Home Breaking News Nashville Elementary, Junior High among state’s best in achievement

Nashville Elementary, Junior High among state’s best in achievement

Nashville Elementary School has been recognized as a high achieving school in math. Pictures are Assistant Principal Rick Rebsamen, math teachers Joy Freel, Janet Jamison, Amy Turner, Tina Baker, Autumn Reeder, Andrea Pinegar, Karen Kell, and Principal Latito Williams. (Not pictured: Abby Cortez.)

By John R. Schirmer
News-Leader staff

Nashville Elementary School and Nashville Junior High School have been been recognized as two of the highest achieving schools in Arkansas by the Office for Educational Policy at the University of Arkansas at Fayetteville.

Nashville Elementary received two Outstanding Educational Performance Awards. Nashville Junior High received four.

Elementary was named Southwest Region Overall High Achieving and Southwest Region Math High Achieving.

Junior high was named Southwest Region Overall High Achieving, Southwest Region English/Language Arts High Achieving, Southwest Region Math High Achieving and Southwest Region Science High Achieving.

Today’s issue of the News-Leader will feature the recognition for Nashville Elementary. The junior high awards will be featured in the March 15 issue.

Awards are based on the OEP-created school GPA, calculated on the basis of the percentage of students that perform at each level on the 2016 ACT Aspire math, English/Language Arts, and science exams administered during the spring semester, OEP said.

Nashville Elementary’s scores in math, English/Language Arts, and science secured the Southwest Region Overall High Achieving Award, according to Principal Latito Williams.

Math scores led to the Southwest Region Math High Achieving Award.

Nashville Elementary is the only grades 4-6 configured building in the region to receive the overall award and the math award, Williams said.

Other recipients in Southwest Arkansas are configured for grades 5-8.

“This was the first year for ACT Aspire,” Williams said. “We didn’t know what to expect. We were told to just teach school. We pushed our kids as hard as we could, and they achieved.”

One factor “that pushed us over the edge was our intervention time in our regular school day,” according to Williams. “We work on definite areas four days a week. We focus on what the students need.

“We’re excited about what we’ve done. In the past, we’ve won Beating the Odds awards” for school with at least 66 percent of students participating in the free/reduced lunch program. The awards for 2016 were based on scores from all schools in Southwest Arkansas, not those with specific numbers of students on free/reduced lunches.

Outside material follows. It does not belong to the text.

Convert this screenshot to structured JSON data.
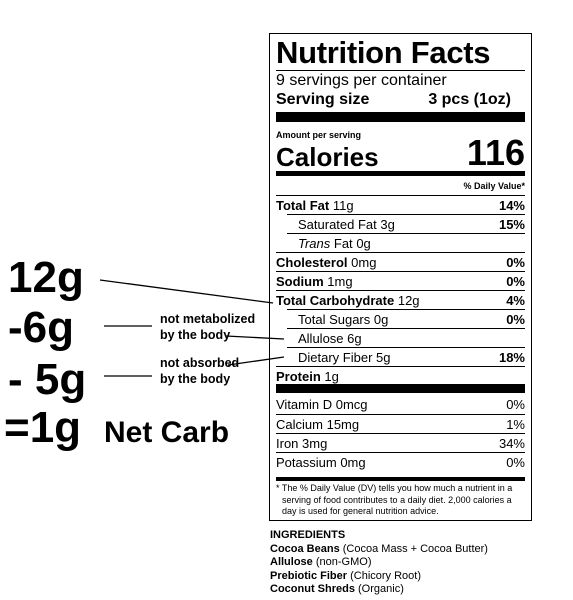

Writing is an area which needs improvement throughout the state, according to Aspire officials and state educators. Williams said that writing scores on Aspire were low statewide. “That’s our major focus this year. We want to help kids improve in those areas.”

Assistant Principal Rick Rebsamen agreed that “everybody in Arkansas had problems with the writing test. The state has recognized problems with the writing exam.”

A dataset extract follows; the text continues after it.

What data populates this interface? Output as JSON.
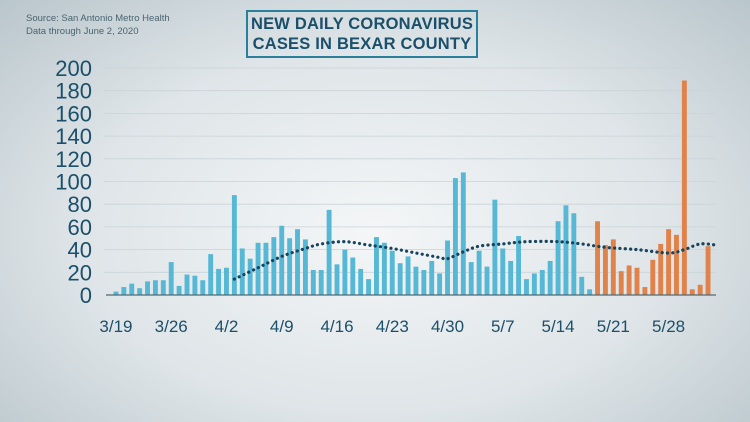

Williams said the elementary school intervention time includes a plan for reading and writing. The school also offers a more incentive-based Accelerated Reading program and has fully implemented MobyMax in the mornings and afternoons for students with Academic Improvement Plans.

MobyMax creates an individualized eduction plan for each student to ensure that he or she progresses as quickly as possible while ensuring that the student works on areas in which he or she may have difficulty.

“We’ve seen lots of growth” through MobyMax, Williams said.

Rebsamen said that the school is “identifying areas that the student is struggling in. There’s no sense in [repeating] what he’s already good in. Our bridging the gap plan has seen students jump two or three grade levels.”

Elementary school’s new Garden Lab is also helping, Rebsamen said. “We’re excited about what we’ve been able to do with the Garden Lab. It’s fun, and student learning is addressed, too.”

Teacher Twyla Nichols has worked with the project since its inception and has discussed the lab at educational co-operative meetings.

“People around the state are looking at it,” Rebsamen said. “She’s starting to win awards for it. [Educational officials] are complimentary of what students are doing in that class.”

Williams said technology is also helping to increase student achievement. “We’ve bought laptops for our students. They have more access to technology now that ever before. They’re comfortable with technology. We have 180 laptops and buy more every year.”

Elementary has a “focused plan for keyboarding set up in the fourth grade. Students learn to type as fourth graders. They learn Microsoft Office in the fifth and sixth grades,” according to Williams.

The school acquired a new computer lab for Bernice Jamison this year, and it is in the process of being set up, Williams said.

The special education department is 1-1 in laptops for students at school.

“Everybody has access at school. It’s neat to have these resources available,” Williams said.

“I’m very proud of our students, our teachers and the effort everybody made toward the ACT Aspire. We had some areas where 9 out of 10 students passed. We expect tremendous growth this year,” Williams said.